Link to paper: [1512.03385] Deep Residual Learning for Image Recognition
This paper introduces Residual Nets (ResNets), which was the winning submission (152-layer deep) at ILSVRC 2015 and MS-COCO 2015, and achieves a top-5 error rate of 3.57% (ensemble of two nets). Main contributions:
- The key idea is that deeper networks face the degradation problem, i.e. higher training and test error than shallower nets, because they're harder to optimize for approximating identity mapping by multiple non-linear layers.
- They mitigate this problem by forcing solvers to learn residual functions i.e. f(x) = H(x) - x, by adding shortcut connections. If identity mapping is the optimal formulation, the learned weights should drive f(x) to 0 (and they observe that this is a suitable preconditioning as most residual function responses are small).
- Shortcut connections (for identity mapping) don't require additional parameters.

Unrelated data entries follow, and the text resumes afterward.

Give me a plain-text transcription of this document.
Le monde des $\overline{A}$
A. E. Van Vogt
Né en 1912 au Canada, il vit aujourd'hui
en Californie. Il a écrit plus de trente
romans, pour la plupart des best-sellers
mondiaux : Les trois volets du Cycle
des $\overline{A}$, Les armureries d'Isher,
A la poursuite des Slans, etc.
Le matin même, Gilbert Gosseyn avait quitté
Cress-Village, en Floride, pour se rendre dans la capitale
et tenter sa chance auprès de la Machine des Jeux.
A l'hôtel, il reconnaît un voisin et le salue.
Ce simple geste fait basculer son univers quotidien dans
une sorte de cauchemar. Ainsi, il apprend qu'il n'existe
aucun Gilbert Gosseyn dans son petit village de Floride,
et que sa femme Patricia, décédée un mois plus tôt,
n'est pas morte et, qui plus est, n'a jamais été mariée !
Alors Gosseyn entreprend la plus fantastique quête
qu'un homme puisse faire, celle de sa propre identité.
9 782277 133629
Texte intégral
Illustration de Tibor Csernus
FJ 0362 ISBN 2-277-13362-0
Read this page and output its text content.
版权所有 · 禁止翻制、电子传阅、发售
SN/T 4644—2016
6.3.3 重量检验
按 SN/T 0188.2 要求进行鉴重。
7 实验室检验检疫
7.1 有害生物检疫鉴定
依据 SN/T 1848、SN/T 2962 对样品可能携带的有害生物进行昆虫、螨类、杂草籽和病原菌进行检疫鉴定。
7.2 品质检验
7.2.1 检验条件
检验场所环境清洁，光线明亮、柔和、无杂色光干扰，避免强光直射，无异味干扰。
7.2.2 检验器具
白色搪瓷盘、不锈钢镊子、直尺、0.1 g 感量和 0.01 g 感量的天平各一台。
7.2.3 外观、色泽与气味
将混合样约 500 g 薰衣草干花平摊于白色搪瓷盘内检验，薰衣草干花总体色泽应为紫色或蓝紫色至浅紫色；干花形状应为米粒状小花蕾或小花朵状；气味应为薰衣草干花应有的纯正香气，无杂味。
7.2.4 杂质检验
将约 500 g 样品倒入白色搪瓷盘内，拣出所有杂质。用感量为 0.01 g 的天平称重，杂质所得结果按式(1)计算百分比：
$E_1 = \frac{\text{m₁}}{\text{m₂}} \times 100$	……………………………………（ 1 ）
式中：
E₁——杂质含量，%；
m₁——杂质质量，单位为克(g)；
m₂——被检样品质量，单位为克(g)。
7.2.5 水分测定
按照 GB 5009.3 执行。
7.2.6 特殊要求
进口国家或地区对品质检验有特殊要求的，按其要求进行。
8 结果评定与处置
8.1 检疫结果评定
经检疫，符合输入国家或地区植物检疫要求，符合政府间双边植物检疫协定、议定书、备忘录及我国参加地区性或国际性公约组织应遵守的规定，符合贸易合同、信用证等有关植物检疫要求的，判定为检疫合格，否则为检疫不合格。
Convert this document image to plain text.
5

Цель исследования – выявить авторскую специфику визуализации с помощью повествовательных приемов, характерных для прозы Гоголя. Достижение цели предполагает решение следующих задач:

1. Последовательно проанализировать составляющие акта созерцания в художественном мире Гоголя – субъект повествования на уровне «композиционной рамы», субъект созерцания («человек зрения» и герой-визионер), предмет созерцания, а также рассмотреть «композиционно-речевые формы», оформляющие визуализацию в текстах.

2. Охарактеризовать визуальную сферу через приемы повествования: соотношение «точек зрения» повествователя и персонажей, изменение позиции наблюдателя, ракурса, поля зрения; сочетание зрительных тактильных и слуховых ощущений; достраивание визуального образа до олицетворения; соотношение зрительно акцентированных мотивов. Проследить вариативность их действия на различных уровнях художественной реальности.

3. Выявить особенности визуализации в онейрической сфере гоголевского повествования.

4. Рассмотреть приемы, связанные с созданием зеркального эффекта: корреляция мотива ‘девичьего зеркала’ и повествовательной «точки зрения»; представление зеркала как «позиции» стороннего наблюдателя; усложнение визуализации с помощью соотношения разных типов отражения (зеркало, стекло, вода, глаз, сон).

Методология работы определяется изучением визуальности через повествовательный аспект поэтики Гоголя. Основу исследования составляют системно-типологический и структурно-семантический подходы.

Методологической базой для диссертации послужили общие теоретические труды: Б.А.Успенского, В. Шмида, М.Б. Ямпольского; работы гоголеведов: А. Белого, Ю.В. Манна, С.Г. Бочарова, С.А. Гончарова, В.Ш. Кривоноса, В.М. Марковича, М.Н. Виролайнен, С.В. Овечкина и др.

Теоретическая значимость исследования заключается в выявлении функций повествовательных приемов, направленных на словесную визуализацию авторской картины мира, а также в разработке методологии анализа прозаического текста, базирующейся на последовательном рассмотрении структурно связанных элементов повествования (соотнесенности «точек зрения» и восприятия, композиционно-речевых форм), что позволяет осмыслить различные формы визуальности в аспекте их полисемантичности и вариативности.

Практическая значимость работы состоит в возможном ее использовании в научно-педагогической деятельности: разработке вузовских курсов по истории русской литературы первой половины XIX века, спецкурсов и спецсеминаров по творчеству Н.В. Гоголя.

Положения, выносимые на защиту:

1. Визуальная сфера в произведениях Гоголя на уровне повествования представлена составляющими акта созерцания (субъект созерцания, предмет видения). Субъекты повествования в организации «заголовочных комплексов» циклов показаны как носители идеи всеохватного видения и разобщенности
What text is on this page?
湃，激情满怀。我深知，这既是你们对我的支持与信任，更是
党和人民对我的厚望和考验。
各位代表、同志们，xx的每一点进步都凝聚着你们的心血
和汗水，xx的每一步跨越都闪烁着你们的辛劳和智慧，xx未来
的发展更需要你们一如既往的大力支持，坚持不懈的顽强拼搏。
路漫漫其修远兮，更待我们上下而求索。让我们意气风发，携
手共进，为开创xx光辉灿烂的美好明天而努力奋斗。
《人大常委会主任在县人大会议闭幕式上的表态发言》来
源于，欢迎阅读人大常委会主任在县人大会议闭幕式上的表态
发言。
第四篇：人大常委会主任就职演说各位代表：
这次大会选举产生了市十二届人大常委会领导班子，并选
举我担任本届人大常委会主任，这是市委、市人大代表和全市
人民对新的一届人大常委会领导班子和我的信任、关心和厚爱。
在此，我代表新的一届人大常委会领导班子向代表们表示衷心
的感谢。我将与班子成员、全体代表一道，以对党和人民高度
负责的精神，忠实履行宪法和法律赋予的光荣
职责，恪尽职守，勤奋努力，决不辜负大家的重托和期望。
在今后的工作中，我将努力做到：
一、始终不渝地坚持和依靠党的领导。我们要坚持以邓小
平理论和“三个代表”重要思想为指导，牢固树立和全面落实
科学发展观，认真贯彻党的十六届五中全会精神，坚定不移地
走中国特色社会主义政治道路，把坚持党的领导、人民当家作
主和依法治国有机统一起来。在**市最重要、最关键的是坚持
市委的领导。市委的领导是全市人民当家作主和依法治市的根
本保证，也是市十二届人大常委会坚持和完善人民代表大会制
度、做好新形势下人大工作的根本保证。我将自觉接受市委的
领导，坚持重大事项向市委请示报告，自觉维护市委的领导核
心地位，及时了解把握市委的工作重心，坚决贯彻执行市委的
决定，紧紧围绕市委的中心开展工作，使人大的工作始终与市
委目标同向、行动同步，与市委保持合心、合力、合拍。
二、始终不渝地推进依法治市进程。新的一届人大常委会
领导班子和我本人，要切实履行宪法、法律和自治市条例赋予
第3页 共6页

- Size transformations are done by zero-padding (no parameters) or projections. Projections introduce additional parameters and perform slightly better.
- Bottleneck design is used to further reduce computational complexity, i.e. 1x1 convolutional layers before and after 3x3 convolutions to reduce and increase dimensions.
- For detection and localization tasks, they use ResNets in the Faster-RCNN setting.
- ResNets are significantly deeper and more accurate yet computationally cheaper than VGG.
- A single ResNet outperforms previous state-of-the-art ensembles. Their final winning submission is an ensemble of two networks.
- The idea of shortcut connections to force blocks to learn residual functions preconditioned on identity mapping is neat, and more so because it doesn't require additional parameters.
- A lot of results and design decisions merit further investigation and reasoning.
- Why do shortcuts skip 2 or 3 layers? What happens to performance if we increase the number of layers skipped?
- How well do shortcut connections work with Inception modules? The statistical principles underlying both these architectures seem to be orthogonal, does performance further improve?
- 152 seems to be an arbitrary number of layers that 'worked'.
- The degradation problem seen when making networks deeper by initializing layers with identity weight matrices seems to be contradictory to the results presented in the Net2Net paper.